The assessment of treatment effects by challenge were analysed separately for each site because of the different challenges employed. For the cold air challenge the model used is similar to the one used for change in FEV₁ from baseline to end point, except the outcome is the relative/absolute difference in FEV₁ because of the challenge.

For the methacholine challenge the outcome of interest is the dose at which the target FEV₁ is reached. To evaluate the treatment effect a multiple linear regression model of square root of dose adjusted for baseline value, gender, height and weight was used.

Dose was transformed because of skewness on the raw scale. For analyses based on small numbers, exact p values and CIs were used.

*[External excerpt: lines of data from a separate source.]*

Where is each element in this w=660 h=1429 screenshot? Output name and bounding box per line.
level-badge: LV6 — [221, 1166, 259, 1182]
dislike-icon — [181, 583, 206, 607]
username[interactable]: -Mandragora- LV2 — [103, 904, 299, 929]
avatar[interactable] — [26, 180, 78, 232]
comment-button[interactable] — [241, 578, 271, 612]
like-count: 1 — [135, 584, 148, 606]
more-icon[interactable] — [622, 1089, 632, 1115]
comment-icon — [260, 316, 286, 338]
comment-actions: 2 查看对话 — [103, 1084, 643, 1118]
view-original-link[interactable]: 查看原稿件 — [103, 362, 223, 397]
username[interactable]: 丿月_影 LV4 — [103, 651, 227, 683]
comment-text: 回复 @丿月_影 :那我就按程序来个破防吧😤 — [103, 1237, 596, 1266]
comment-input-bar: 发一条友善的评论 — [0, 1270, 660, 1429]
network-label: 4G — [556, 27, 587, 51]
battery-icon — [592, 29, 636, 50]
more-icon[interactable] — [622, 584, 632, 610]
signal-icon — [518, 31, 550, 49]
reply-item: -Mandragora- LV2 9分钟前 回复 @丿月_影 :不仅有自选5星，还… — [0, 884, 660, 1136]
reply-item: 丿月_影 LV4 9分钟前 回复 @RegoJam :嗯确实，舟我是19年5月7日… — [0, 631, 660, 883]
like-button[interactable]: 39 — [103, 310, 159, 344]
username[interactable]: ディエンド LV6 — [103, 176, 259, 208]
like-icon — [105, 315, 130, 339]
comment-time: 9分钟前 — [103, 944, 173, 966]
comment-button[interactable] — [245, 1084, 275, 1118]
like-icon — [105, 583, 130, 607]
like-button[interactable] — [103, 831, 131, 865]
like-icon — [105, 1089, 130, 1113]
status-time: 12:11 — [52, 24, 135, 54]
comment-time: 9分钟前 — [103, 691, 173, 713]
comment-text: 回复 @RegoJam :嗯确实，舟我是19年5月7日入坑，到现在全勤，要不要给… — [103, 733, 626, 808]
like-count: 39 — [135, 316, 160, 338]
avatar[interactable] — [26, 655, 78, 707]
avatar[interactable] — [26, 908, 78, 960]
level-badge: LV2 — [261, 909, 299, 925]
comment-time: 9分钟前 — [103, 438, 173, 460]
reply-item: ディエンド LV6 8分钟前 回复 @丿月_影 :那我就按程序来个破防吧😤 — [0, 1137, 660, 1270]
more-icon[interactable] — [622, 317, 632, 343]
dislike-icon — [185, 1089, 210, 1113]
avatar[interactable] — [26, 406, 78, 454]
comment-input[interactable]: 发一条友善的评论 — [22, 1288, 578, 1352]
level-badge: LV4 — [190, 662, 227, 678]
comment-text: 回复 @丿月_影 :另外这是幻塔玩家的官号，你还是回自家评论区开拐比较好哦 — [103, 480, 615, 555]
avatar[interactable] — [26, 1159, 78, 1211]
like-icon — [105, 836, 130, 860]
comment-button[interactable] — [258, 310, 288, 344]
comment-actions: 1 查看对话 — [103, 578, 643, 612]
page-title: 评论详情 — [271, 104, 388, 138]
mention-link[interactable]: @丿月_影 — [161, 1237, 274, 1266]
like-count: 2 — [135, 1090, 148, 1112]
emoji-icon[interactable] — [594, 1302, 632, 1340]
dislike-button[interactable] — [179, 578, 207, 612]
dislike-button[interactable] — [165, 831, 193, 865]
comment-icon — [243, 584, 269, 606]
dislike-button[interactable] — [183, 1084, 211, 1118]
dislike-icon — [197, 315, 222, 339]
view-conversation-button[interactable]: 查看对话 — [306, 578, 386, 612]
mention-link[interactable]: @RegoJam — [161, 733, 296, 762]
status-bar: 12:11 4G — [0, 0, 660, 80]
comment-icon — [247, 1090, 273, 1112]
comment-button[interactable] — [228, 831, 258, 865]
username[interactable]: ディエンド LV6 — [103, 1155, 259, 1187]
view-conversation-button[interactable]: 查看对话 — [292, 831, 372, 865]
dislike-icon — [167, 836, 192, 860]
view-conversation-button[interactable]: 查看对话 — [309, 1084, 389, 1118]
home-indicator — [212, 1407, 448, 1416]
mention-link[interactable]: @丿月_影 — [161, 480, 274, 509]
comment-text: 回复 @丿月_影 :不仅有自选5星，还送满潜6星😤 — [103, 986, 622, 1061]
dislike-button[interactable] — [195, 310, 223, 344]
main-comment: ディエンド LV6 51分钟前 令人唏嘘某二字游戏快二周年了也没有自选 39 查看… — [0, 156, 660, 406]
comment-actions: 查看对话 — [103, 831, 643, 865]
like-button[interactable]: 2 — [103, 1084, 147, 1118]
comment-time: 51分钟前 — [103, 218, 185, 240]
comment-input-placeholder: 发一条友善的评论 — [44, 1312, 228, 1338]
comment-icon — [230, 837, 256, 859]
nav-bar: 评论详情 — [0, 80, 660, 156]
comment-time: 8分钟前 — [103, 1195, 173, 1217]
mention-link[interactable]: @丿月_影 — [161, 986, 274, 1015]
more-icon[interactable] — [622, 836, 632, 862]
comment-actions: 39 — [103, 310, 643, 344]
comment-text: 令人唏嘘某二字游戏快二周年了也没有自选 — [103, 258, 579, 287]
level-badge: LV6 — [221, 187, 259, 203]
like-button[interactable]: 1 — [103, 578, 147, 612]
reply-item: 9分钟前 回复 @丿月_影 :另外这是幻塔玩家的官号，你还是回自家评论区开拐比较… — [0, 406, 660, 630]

To assess interaction, the Wald test p value associated with the product term was taken as an indication of the significance of the difference in effect by sleep position.25

To accommodate the highly skewed distribution of the dependent variables, environmental Der p 1 allergen measurements between the two bedding groups where compared using the Wilcoxon–Mann–Whitney test. Analyses were conducted using Stata 10 (Statacorp 2007: statistical software: Release 10; College Station, Texas, USA).